Perhaps an even more substantial expansion is a new requirement that employers with 5 or more employees provide at least one hour of training to all nonsupervisory employees by January 1, 2020, and every two years thereafter. California has never required such training of nonsupervisory employees.

The bill further requires the Department of Fair Employment and Housing (DFEH) to post compliant one-hour and two-hour online sexual harassment prevention training courses on its website. The DFEH is also required to make information posters and fact sheets, as well as the online courses, available to employers and the public in various languages.

AB 1976 – Expands Lactation Accommodation Obligations

AB 1976 requires employers to make reasonable efforts to provide a room “other than a bathroom” (replacing “other than a toilet stall”) to accommodate employees expressing breast milk. It authorizes employers to make “temporary” private, lactation-only spaces available if the employer is unable to provide a permanent location because of operational, financial, or space limitations. The law makes special accommodation for agricultural employers. It also adds a narrow undue-hardship exception taking into account the size, nature, or structure of the employer’s business. AB 1976 may require some employers to physically alter their workspace to comply with these requirements by January 1, 2019.

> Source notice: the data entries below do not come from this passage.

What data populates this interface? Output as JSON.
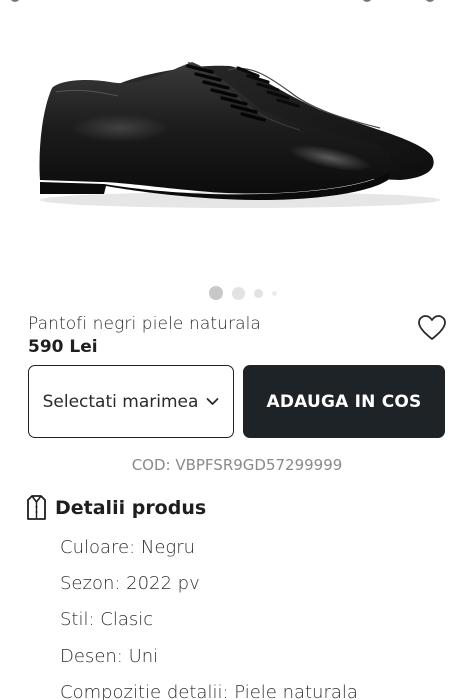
{
  "product": {
    "title": "Pantofi negri piele naturala",
    "price": "590 Lei",
    "code": "COD: VBPFSR9GD57299999",
    "image_icon": "dress-shoe-image",
    "wishlist_icon": "heart-icon"
  },
  "gallery": {
    "slides": 4,
    "active_slide": 1
  },
  "actions": {
    "size_select_label": "Selectati marimea",
    "add_to_cart_label": "ADAUGA IN COS"
  },
  "details": {
    "heading": "Detalii produs",
    "heading_icon": "shirt-tag-icon",
    "specs": [
      "Culoare: Negru",
      "Sezon: 2022 pv",
      "Stil: Clasic",
      "Desen: Uni",
      "Compozitie detalii: Piele naturala"
    ]
  },
  "colors": {
    "button_dark": "#1d2327",
    "code_gray": "#8a8a8a"
  }
}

SB 826 – Requires Female Presence on Public Company Boards of Directors Headquartered in California

A publicly held domestic or foreign corporation whose principal executive offices, according to the corporation’s SEC 10-K form, are located in California must: 

  • No later than December 31, 2019, have a minimum of one female director on its board. A corporation may increase its number of directors to comply with this requirement.
  • No later than December 31, 2021, (1) have a minimum of three female directors if it has six directors or more; (2) have at least two female directors if it has five directors; or (3) have at least one female director if it has four or fewer directors.

The law also requires the Secretary of State to publish statistical reports on both the number of complying corporations as well as corporations relocating their headquarters or becoming private. The Secretary of State may impose fines for violations of this section in future-adopted regulations. Notably, Governor Brown acknowledged that “serious legal concerns have been raised” about the bill.

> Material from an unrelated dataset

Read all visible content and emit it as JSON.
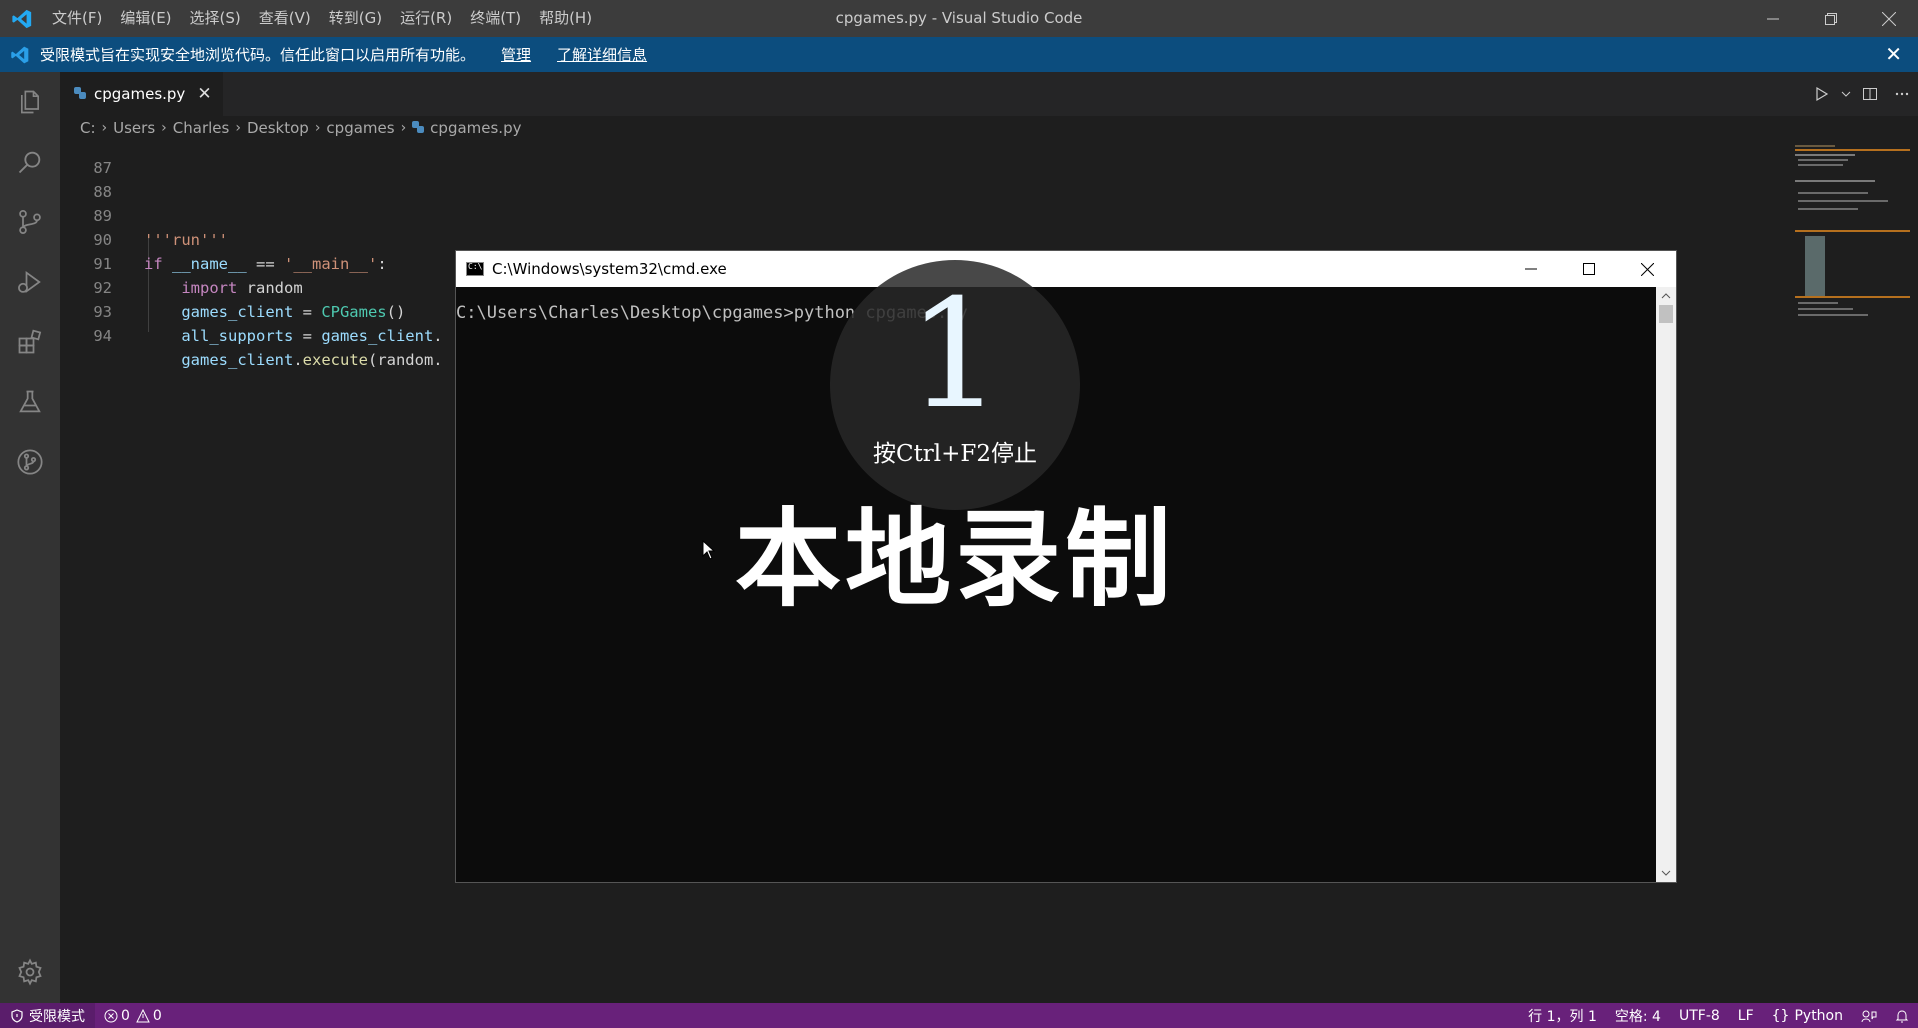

AB 2282 – Clarifies Salary History Legislation

Employers should also be aware of AB 2282, signed into law in July, which clarifies salary-history requirements established in October 2017. That October 2017 legislation, AB 168, prohibited employers from asking job applicants for “salary history information” and required employers to give “applicants” the “pay scale” for a position upon “reasonable request.” AB 2282 clarifies that: 

(1)  “Applicant” means an individual who is seeking employment (not a current employee applying internally for transfer or promotion);

(2)  “Pay scale” means a salary or hourly wage range (not including bonuses or equity-based compensation); and

(3)  “Reasonable request” means a request made after an applicant has completed an initial interview.

AB 2282 also clarifies that, although employers may not ask an applicant for salary history information, they may ask about an applicant’s “salary expectation” for the position. In addition, employers are not prohibited from making a compensation decision based on a current employee’s existing salary, so long as any wage differential resulting from that compensation decision is justified by one of the Equal Pay Act factors (seniority or merit system, production system, or a bona fide factor such as education, training, or experience). 

Vetoed Bills

Employers may be interested to note that Governor Brown vetoed the following three bills: 

  • AB 3080, which would have banned mandatory workplace arbitration agreements and confidential agreements regarding workplace sexual harassment;
  • AB 1867, which would have required large employers to maintain records of sexual harassment for at least five years after the last day of employment of both the complainant and alleged harasser; and
  • AB 1870, which would have extended the period to file certain DFEH discrimination complaints from one year to three years.